The global export ratio (e-ratio, sinking POC/NPP) distribution in the VarAll model (SFig. 8) shows higher e-ratios in the high latitudes, > 0.175 in the Southern Ocean, and > 0.25 in the North Atlantic and North Pacific. When compared to the FixAll model, we see up to 0.05 increase in e-ratio in the high latitude North Atlantic, compared to up to a 0.05 decrease in the Southern Ocean, both of which are primarily driven by changes in POC export (Fig. 2C). In the Indian Ocean, which has increases in NPP and POC export throughout the basin, the e-ratio change shows a bimodal pattern, with the Arabian Sea and gyre regions showing increases in e-ratio, while the Bay of Bengal region e-ratio decreases.
The lower POC export in the FixAll model is driven by lower surface nutrient concentrations, but is further enhanced by a community dominated by small phytoplankton in the more oligotrophic regions (SFig. 9)39. When phytoplankton nutrient uptake ratios are fixed, growth-limiting nutrients are exported more efficiently, furthering nutrient stress in surface waters, favoring smaller phytoplankton and leading to decreases in NPP and POC export. Further, with variable stoichiometry, small phytoplankton may out-compete diatoms within the HNLC regions, resulting in increased small phytoplankton biomass and reduced diatom biomass. This leads to a decrease in Southern Ocean POC export without significant changes in NPP. Additionally, diatoms require silicon and are highly sensitive to silicon availability, which causes them to have significant reductions in biomass in low Si areas in the FixAll case. The only regions where diatoms have higher biomass in the FixAll case are upwelling regions where Si is returned to the surface. When diatoms can vary their Si uptake reducing their quotas, their distribution expands to occupy low-Si regions. This suggests that diatom Si:C acclimation is critical for explaining the global distribution of diatoms, preventing Si-limitation of growth over much of the lower latitudes.

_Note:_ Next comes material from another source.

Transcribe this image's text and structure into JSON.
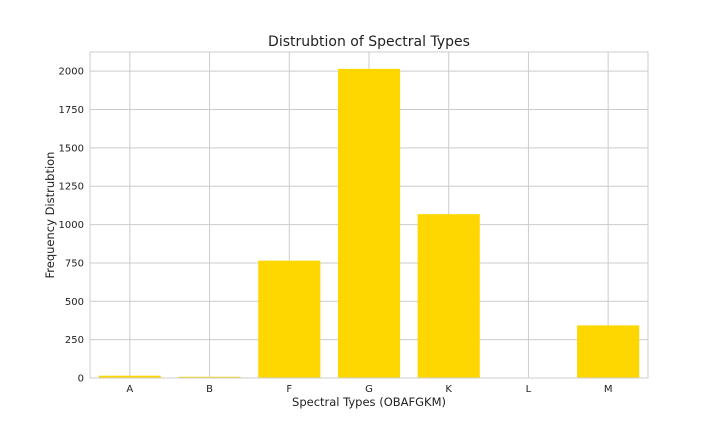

Nitrogen fixation and water column denitrification increase under variable stoichiometry (Fig. 3). Nitrogen fixation increases globally, up nearly 300%, but particularly in the oligotrophic gyres where diazotrophs can reduce their quotas and maintain their growth (Fig. 3). With fixed ratios, surface phosphate declines in the North Atlantic and Indian basins and surface dissolved iron declines in the Pacific, increasing P and Fe stress for diazotrophs. Nitrogen fixation rates in the North Atlantic are particularly dependent on phosphate40. WC denitrification decreases 49% with fixed stoichiometry, with little change in the spatial pattern, due to decreases in diatom production and export over the Bay of Bengal and in the eastern equatorial Pacific. The volume of low oxygen (< 30 mmol/m3) waters decreases 42% with fixed stoichiometry.

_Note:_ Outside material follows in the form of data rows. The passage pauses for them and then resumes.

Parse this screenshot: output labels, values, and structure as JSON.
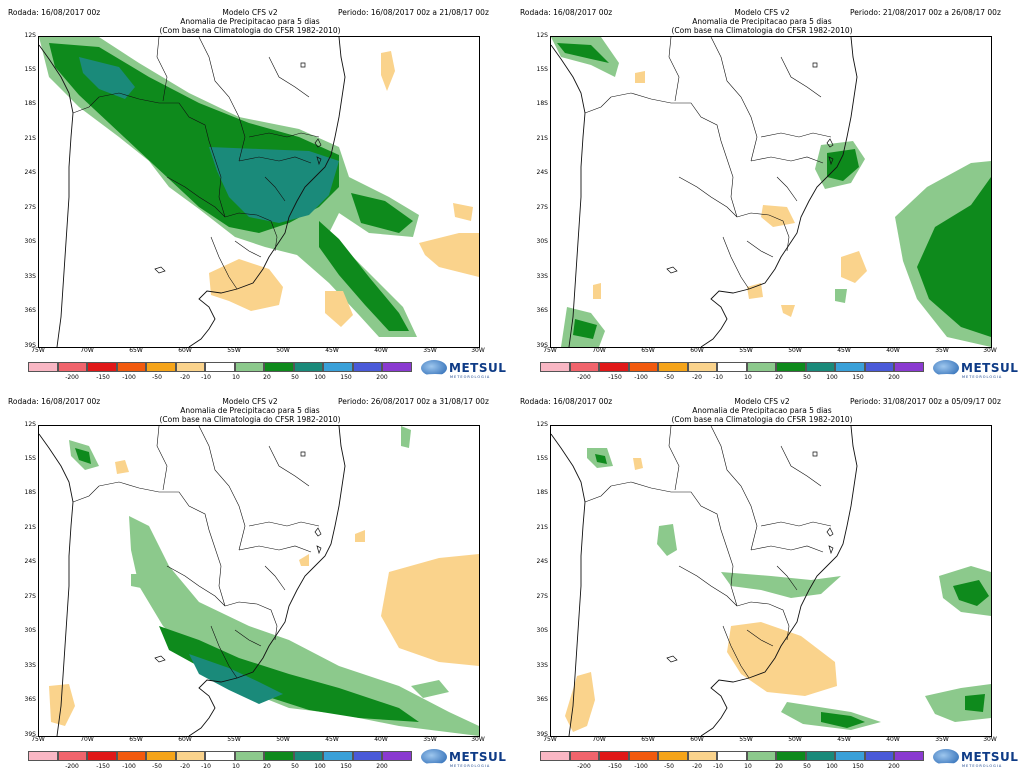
{
  "panels": [
    {
      "run_label": "Rodada: 16/08/2017 00z",
      "model": "Modelo CFS v2",
      "title": "Anomalia de Precipitacao para 5 dias",
      "subtitle": "(Com base na Climatologia do CFSR 1982-2010)",
      "period": "Periodo: 16/08/2017 00z a 21/08/17 00z"
    },
    {
      "run_label": "Rodada: 16/08/2017 00z",
      "model": "Modelo CFS v2",
      "title": "Anomalia de Precipitacao para 5 dias",
      "subtitle": "(Com base na Climatologia do CFSR 1982-2010)",
      "period": "Periodo: 21/08/2017 00z a 26/08/17 00z"
    },
    {
      "run_label": "Rodada: 16/08/2017 00z",
      "model": "Modelo CFS v2",
      "title": "Anomalia de Precipitacao para 5 dias",
      "subtitle": "(Com base na Climatologia do CFSR 1982-2010)",
      "period": "Periodo: 26/08/2017 00z a 31/08/17 00z"
    },
    {
      "run_label": "Rodada: 16/08/2017 00z",
      "model": "Modelo CFS v2",
      "title": "Anomalia de Precipitacao para 5 dias",
      "subtitle": "(Com base na Climatologia do CFSR 1982-2010)",
      "period": "Periodo: 31/08/2017 00z a 05/09/17 00z"
    }
  ],
  "lat_labels": [
    "12S",
    "15S",
    "18S",
    "21S",
    "24S",
    "27S",
    "30S",
    "33S",
    "36S",
    "39S"
  ],
  "lon_labels": [
    "75W",
    "70W",
    "65W",
    "60W",
    "55W",
    "50W",
    "45W",
    "40W",
    "35W",
    "30W"
  ],
  "scale_labels": [
    "-200",
    "-150",
    "-100",
    "-50",
    "-20",
    "-10",
    "10",
    "20",
    "50",
    "100",
    "150",
    "200"
  ],
  "scale_colors": [
    "#f9b7c4",
    "#f0646c",
    "#e01818",
    "#f25a0e",
    "#f5a41a",
    "#fad38c",
    "#ffffff",
    "#8cc98c",
    "#0e8a1c",
    "#1a8a7a",
    "#3aa0d8",
    "#4a5ad8",
    "#8a3ad0"
  ],
  "colors": {
    "light_green": "#8cc98c",
    "green": "#0e8a1c",
    "teal": "#1a8a7a",
    "tan": "#fad38c",
    "blue": "#3aa0d8"
  },
  "logo": {
    "name": "METSUL",
    "tagline": "METEOROLOGIA"
  }
}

Both models were run for 300 years with dynamic atmospheric CO2, initiated at 284ppm. Averaged over the final 20 years, the FixAll scenario had 313ppm atmospheric CO2 concentration, while the VarAll scenario had 296ppm atmospheric CO2. This indicates that the FixAll scenario is underestimating the capacity of the ocean carbon inventory when compared to the simulation with fully variable stoichiometry.